Dedicated to Patricia Mary Jones – Auntie Pat.
5/3/1936 – 7/5/2018.
I recently lost one of my Auntie’s; Auntie Pat. Considering I had seen her just a couple of weeks before she passed away, it was something of a big shock. She was 82 years young and a wonderful woman.
Why am I dedicating a blog to her, I hear you ask? I hadn’t planned to, thinking it might seem trivial to dedicate a piece of what I call, ‘almost-freewriting’, to someone who deserves so much more. Yet, while out running yesterday, memories of Auntie Pat came flooding back.
Running past vast areas covered in fragrant, white, wild-garlic reminded me of her. She was a great cook. Whilst in the Lincoln area on business she had cooked dinner for me a couple of times. The first time I popped in she cooked fresh salmon, telling me, ‘It’s so much better fried in butter, than baked in the oven, my wench’.
Although she didn’t speak with a strong accent, she sometimes called me, ‘Wench’, or, ‘Cocker’, – which always made me smile inside – reminding me of her Dad, my Granddad Somner. I guess with her parents (my g parents) being from Redditch and Berkshire, Auntie Pat, my mum and my other auntie’s have (in the main) a mixed-accent.
From that very day I have always fried my salmon in butter – to hell with the calories, the taste is so improved.
She loved her garden.

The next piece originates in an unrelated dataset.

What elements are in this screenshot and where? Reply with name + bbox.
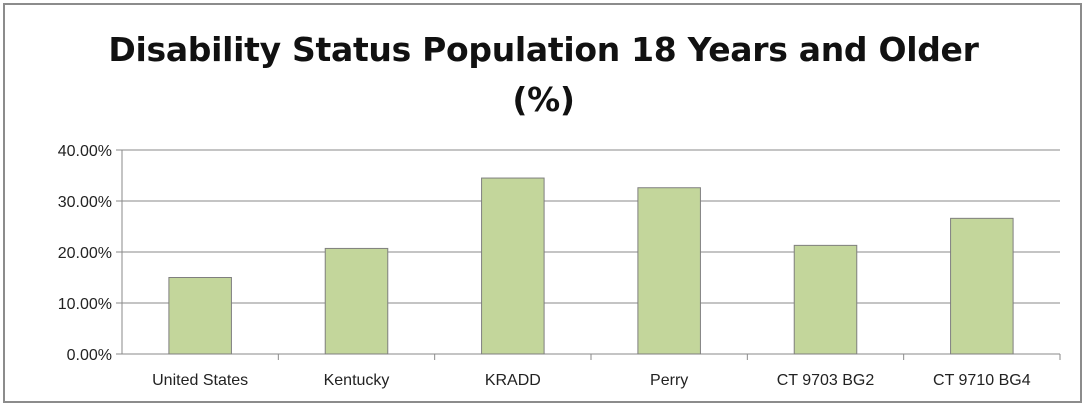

Her first house in Lincoln had such a pretty yard full of pots and colour. As I spotted the oh-so-blue bluebells (a colour that really suited Auntie Pat) on my run, I was reminded of Auntie Pat – who often wore a chiffon scarf draped around her neck. She was an effortlessly-glamorous lady.
This is her with my dad – her brother-in-law at my fiftieth birthday party. One of my very favourite photos.
When I last saw her, she was in her dressing gown – not feeling too good, and a little down. Yet, after chatting for a while, a sparkle returned to her eyes and her face became more animated; especially when chatting about her children and grandchildren, who she was immensely proud of. Auntie Pat’s nurturing of them has produced a super-intelligent and super-kind family. I am proud to be closely related to them all.
Her words that day were,‘I must have done something right’.
Auntie Pat…you sure did do something right. Many things actually. I always doubt my own parenting skills – I have made many mistakes – but if I can be half the Grandmother that you have been I’ll be very, very, content.
So, night-night Auntie Pat. Sleep in peace. You knew how loved you were and still are. You will live on in so many people’s memories for so many different reasons.
Vivacious, kind, caring, attractive, glamorous, humorous, football-loving are just some of the words to describe you.